La ministra accusa il governatore: "Scelta inopportuna". Secondo l'Unità di crisi 600 casi tra docenti e studenti in Campania

De Luca e la ministra Azzolina

"Per il livello di contagio registrato anche nelle famiglie e derivante da contatti nel mondo scolastico, nelle scuole dell'infanzia, primarie e secondarie sono da sospendere le attività didattiche ed educative in presenza". E' stata questa l'indicazione fornita dall'Unità di Crisi e che ha spinto il governatore Vincenzo De Luca ad imporre la didattica a distanza per due settimane alle scuole elementari, medie e superiori della Campania, oltre che per le materne per le quali in alternativa vigerà la chiusura. Un'indicazione che trova il suo principio nei numeri.

Ed a snocciolarli è stato lo stesso presidente dopo che la ministra Lucia Azzolina aveva parlato di "accanimento nei confronti della scuola" confortata dallo "0,075% degli studenti è risultato positivo al covid" in Campania. Ebbene, i dati forniti da De Luca sono diversi e forniscono un quadro più preoccupante. De Luca (a differenza della titolare dell'Istruzione) inserisce tra i contagi del mondo scuola inserisce sia gli alunni sia i docenti. In totale si parla di circa 600 casi (di cui 70 connessi) tra Napoli e la provincia di Caserta dove ce ne sono 60. Secondo quanto rivelato dall'Unità di Crisi al Governatore "decine di questi contagi sono contatti diretti, e sono stato rintracciati attraverso il contact tracing".

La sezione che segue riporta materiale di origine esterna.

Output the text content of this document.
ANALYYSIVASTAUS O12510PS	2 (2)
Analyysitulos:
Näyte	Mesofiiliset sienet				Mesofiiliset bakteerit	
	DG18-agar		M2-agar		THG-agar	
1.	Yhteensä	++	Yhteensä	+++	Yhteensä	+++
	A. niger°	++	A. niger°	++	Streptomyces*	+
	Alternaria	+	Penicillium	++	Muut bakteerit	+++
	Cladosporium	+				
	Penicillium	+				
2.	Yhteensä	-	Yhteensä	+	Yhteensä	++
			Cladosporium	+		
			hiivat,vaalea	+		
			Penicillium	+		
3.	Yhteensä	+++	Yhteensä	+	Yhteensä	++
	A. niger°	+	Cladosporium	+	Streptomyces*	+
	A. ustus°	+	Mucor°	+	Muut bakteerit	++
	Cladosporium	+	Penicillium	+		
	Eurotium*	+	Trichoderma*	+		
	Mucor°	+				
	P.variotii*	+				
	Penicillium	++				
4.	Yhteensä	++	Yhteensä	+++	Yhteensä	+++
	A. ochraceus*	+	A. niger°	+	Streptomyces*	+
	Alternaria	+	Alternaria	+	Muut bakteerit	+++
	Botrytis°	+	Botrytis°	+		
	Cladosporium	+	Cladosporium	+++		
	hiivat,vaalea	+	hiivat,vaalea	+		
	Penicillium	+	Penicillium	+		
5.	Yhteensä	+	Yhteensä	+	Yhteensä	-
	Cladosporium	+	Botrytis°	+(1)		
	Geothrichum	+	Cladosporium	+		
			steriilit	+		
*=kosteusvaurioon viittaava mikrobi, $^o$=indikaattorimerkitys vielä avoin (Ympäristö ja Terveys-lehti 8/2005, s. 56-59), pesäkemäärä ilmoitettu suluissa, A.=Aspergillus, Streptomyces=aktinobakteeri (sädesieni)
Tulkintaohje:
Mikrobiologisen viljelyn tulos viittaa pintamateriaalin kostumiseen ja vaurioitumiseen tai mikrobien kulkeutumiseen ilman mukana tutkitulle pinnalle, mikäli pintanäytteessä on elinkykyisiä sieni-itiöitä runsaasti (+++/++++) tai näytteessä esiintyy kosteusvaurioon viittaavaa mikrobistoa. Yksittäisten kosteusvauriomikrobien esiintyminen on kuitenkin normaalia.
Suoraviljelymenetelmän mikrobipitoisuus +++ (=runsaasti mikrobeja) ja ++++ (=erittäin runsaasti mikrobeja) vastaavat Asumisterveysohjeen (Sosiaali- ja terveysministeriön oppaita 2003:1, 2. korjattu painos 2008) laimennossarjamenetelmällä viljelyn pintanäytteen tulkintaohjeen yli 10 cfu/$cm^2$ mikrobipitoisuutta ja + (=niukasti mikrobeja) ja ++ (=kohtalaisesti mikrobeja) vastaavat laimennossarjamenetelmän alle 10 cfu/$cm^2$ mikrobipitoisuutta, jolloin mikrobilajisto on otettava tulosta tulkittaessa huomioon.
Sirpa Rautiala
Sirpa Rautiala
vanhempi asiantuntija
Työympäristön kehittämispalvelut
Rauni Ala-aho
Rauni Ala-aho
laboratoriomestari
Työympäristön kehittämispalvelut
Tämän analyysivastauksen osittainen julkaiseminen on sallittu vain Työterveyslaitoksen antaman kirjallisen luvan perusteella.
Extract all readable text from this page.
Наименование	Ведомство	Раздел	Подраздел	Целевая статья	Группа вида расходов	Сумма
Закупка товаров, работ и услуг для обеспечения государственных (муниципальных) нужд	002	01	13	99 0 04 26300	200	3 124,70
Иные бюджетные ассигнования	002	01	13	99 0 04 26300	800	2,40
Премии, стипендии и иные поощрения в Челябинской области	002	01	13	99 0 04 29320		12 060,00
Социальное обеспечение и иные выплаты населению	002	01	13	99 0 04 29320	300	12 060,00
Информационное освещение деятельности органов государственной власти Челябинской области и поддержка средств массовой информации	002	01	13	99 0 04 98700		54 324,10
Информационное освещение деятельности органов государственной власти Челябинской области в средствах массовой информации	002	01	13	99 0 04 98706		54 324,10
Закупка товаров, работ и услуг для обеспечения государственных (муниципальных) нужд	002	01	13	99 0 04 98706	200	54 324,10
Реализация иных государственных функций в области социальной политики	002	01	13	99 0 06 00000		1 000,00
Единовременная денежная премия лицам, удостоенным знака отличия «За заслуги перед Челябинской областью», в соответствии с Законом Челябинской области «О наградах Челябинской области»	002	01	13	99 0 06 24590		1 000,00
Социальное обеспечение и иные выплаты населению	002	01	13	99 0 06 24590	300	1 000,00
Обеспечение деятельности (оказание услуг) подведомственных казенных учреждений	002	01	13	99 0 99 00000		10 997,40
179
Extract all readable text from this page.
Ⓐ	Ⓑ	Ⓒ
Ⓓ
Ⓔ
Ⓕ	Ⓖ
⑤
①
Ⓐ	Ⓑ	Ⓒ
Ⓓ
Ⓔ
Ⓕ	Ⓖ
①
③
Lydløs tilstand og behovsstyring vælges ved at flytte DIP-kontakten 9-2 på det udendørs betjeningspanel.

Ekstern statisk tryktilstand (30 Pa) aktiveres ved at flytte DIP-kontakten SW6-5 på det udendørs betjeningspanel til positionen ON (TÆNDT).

De Luca si affida alla matematica dopo che la Ministra aveva lanciato parole al vetriolo parlando, in un'intervista radiofonica, di "decisione gravissima quella di De Luca di chiudere le scuole, profondamente sbagliata e inopportuna".

Ma il provvedimento non ha mancato di suscitare polemiche anche nel campo dell'opposizione in Regione. In serata il capogruppo della Lega in Regione Gianpiero Zinzi ha sottolineato come "dopo le attività di ristorazione De Luca ha trovato un altro capro espiatorio per coprire le sue mancanze: le scuole. L’aumento vertiginoso dei contagi preoccupa soprattutto perché in questi mesi, anziché dare materiale per sketch e barzellette, il Governatore avrebbe dovuto predisporre nelle strutture sanitarie misure adeguate a fronteggiare il ritorno della pandemia che era già previsto. Invece solo adesso va alla ricerca di altri posti letto, ma nel frattempo chiude le scuole. La sospensione delle attività didattiche non significa necessariamente bloccare il contagio, almeno questo De Luca dovrebbe saperlo".